The suffocation of the American dream
A News Analysis
“I can’t breathe,” African-American George Floyd struggled to repeat as Derek Chauvin, a white police officer, knelt on his neck last week in the U.S. city of Minneapolis.
Eight minutes and 46 seconds later, Floyd died.
A day later, protests against racism and police brutality erupted, spreading rapidly across the United States in six days.
Floyd’s desperate dying plea echoed the last words of Eric Garner, another African American man who died in police custody in 2014 in New York.
Garner’s death also ignited high-profile protests nationwide. U.S. TV network NBC news exclaimed on Monday that “from Eric Garner to George Floyd: protests reveal how little has changed in 6 years.”
Racism has been a chronic problem in the United States, with a history almost as old as the country itself. Floyd’s death serves as a new, chilling reminder that racial discrimination seems to be showing no signs of improvement among the American population.
In a report entitled Race in America 2019, released in April by the Pew Center, 58 percent of Americans surveyed in 2019 say race relations in the United States are bad, and of those, few see them improving. Some 56 percent think the current administration has made race relations worse.
The ravaging coronavirus pandemic, meanwhile, has served to highlight the long tradition of racial inequality in the United States, after recent data compiled by the non-partisan APM Research Lab revealed that African Americans are suffering a disproportionate share of the negative health and economic impacts of COVID-19.
What’s more, Washington’s promise of equality and justice for all in the country has remained hollow at best. For many black and other minority groups, the American dream of equal opportunity and upward social mobility irrespective of race is slipping away.
Take the job markets for example. Even before the pandemic hit the United States, the unemployment rate among African Americans was almost twice the national rate.
As of now, the coronavirus outbreak has been distributing economic pain even more unevenly. With the national unemployment rate rising to 14.7 percent in April, black and Hispanic unemployment rates have jumped to 16.7 percent and 18.9 percent respectively, the U.S. Bureau of Labor Statistics reported early May.
However, those problems themselves are not the most terrible part of a deeply-divided America — Washington’s continued failure to come up with any serious answers is. And the current White House administration has made matters worse.
Amid the ongoing anti-racism protests in the country, decision-makers in Washington, instead of trying to soothe the pain and anger of the public, have been fanning the flames, calling protesters “THUGS,” and threatening them with “the most vicious dogs, and most ominous weapons.”

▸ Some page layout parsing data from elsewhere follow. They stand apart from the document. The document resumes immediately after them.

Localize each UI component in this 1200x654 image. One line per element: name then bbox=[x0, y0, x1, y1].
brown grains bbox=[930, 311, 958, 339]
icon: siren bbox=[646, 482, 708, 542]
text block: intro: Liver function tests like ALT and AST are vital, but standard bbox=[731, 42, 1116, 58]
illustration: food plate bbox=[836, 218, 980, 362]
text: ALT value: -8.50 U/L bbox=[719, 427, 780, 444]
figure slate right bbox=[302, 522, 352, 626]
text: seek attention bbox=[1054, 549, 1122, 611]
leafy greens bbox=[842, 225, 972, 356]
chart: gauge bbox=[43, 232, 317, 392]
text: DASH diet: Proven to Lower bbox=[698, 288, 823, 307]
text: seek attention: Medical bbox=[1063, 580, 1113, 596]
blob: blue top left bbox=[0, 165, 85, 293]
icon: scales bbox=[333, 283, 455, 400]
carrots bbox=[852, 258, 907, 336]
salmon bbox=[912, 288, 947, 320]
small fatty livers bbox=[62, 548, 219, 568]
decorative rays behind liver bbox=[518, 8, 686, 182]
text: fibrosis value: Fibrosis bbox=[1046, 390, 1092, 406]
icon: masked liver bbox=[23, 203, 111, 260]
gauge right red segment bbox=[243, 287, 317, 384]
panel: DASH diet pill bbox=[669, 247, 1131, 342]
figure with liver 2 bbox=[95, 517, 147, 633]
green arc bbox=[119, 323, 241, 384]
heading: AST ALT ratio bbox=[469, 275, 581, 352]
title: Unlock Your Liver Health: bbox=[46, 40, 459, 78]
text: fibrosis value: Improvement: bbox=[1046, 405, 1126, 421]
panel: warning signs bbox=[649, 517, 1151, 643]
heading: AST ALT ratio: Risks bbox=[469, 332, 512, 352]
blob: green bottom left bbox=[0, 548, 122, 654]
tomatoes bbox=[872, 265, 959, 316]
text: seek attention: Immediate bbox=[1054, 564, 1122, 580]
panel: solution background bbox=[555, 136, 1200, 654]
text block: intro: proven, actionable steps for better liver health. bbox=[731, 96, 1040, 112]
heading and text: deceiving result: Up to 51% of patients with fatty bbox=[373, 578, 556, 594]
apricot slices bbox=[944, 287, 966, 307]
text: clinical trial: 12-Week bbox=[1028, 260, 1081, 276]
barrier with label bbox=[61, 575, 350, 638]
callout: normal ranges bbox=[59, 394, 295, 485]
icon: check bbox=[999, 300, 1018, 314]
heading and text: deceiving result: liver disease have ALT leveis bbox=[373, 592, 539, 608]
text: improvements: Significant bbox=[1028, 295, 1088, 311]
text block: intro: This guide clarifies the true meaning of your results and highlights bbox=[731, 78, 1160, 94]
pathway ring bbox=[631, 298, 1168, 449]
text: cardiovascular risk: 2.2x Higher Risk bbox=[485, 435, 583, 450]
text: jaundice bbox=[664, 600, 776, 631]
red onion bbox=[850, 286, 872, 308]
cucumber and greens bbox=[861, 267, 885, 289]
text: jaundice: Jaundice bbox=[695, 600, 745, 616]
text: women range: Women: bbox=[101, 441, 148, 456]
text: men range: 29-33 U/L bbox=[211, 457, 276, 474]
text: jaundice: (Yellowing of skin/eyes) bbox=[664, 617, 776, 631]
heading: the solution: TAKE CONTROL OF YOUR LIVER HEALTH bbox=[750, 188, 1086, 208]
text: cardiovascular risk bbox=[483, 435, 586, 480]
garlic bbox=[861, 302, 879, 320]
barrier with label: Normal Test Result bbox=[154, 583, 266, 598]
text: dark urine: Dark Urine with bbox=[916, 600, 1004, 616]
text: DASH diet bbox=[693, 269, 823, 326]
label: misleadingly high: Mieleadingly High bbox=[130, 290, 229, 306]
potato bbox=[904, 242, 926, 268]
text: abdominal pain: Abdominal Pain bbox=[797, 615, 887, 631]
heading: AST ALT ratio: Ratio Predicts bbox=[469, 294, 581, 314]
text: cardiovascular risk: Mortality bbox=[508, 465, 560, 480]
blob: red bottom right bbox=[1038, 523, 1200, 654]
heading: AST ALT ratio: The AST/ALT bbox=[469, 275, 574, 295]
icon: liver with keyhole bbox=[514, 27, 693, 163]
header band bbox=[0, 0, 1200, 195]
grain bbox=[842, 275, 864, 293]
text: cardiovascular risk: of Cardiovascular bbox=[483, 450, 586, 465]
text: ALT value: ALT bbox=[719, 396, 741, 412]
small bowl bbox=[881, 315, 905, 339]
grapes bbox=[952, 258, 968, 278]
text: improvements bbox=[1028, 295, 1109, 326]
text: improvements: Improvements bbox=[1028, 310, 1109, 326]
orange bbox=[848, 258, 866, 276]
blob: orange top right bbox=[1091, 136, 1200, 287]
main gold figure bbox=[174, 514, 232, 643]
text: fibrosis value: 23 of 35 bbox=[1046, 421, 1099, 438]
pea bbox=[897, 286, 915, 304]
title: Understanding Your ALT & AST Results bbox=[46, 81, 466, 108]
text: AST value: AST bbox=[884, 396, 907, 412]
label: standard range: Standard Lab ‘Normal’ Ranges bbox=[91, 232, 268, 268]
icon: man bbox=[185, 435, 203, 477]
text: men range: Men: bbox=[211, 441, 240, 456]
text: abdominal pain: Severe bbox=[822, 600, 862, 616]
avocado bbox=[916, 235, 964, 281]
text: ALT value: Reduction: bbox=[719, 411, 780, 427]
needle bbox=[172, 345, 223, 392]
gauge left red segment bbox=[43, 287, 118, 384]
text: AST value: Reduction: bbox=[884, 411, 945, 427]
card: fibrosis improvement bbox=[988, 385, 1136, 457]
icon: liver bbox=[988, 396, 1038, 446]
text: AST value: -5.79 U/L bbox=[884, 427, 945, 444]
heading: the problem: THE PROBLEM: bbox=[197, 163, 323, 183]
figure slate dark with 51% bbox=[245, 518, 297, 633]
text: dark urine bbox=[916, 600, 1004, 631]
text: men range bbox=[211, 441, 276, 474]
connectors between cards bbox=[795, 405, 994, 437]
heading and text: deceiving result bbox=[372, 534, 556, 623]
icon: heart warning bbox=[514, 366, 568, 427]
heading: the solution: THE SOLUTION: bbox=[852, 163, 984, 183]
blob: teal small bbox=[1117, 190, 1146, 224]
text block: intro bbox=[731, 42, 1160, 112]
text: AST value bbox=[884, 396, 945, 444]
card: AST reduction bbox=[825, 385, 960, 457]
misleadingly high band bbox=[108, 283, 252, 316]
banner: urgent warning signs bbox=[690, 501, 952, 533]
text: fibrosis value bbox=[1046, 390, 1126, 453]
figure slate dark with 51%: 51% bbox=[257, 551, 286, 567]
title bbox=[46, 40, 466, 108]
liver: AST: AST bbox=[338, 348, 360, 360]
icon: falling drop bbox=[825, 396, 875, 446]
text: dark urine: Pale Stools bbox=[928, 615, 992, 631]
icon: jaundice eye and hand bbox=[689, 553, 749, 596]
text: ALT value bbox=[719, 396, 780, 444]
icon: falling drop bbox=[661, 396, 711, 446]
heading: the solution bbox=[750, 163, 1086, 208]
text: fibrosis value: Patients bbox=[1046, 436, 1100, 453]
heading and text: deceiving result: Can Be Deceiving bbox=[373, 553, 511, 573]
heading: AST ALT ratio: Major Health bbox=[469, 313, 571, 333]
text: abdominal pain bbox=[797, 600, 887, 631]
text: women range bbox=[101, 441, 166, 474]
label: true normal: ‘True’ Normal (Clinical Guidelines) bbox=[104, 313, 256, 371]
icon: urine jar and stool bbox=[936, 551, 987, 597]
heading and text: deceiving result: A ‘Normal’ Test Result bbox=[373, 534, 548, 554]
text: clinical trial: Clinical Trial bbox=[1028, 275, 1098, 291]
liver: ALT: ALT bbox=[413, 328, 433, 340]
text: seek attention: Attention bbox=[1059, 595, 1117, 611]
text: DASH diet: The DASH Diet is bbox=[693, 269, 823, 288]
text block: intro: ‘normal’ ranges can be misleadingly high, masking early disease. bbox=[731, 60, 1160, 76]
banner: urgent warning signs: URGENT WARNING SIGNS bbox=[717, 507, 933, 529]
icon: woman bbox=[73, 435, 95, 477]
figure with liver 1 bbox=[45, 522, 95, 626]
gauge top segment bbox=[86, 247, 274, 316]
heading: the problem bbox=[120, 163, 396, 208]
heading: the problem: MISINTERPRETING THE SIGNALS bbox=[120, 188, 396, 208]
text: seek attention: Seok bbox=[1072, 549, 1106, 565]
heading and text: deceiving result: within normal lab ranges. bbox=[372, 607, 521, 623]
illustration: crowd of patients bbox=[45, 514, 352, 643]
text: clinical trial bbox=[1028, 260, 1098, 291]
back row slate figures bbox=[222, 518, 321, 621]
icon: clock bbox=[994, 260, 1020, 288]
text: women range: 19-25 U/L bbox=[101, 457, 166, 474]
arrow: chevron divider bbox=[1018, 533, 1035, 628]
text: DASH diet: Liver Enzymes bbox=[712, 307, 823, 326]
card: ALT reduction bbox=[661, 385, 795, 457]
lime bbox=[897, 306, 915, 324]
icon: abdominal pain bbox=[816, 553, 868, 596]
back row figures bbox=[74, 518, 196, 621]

Playing the race card has been the trademark of this administration. It remains fresh in the mind that this administration rolled out an executive order that banned foreign nationals from seven predominantly Muslim countries from visiting the country and suspended the entry of all Syrian refugees indefinitely only one week after assuming power.
And in the middle of the rampaging COVID-19 pandemic, this administration has been busy deporting Latin American migrants back to southern-neighboring countries, showing little care that such mass deportation could make the pandemic situation in the region worse.
And because of Washington’s reckless disinformation campaign to scapegoat China for its own fiasco in handling the outbreak, prejudice and hate crimes targeting Chinese and other groups of Asian origin have also shot up.
An Ipsos poll in April found that over 30 percent of Americans have witnessed COVID-19 bias against Asians. The STOP AAPI HATE reporting center, tasked to track coronavirus discrimination-related cases, has received 1,710 incident reports from Asian Americans across the country since mid-March.
It seems the incumbent U.S. administration has been leading the country in an increasingly polarized American political environment by dividing the American public, and appealing to the worst of humanity. That divide-to-win tactic will only form and reinforce a vicious cycle where division triggers more hostility, and further hostility begets greater racial alienation.
Many in the United States love to describe their country as a nation of immigrants. It once truly was. But now, with one I-can’t-breathe case after another, the day when the American dream that used to celebrate ethnic diversity and equal opportunity will finally be choked to death seems not far away.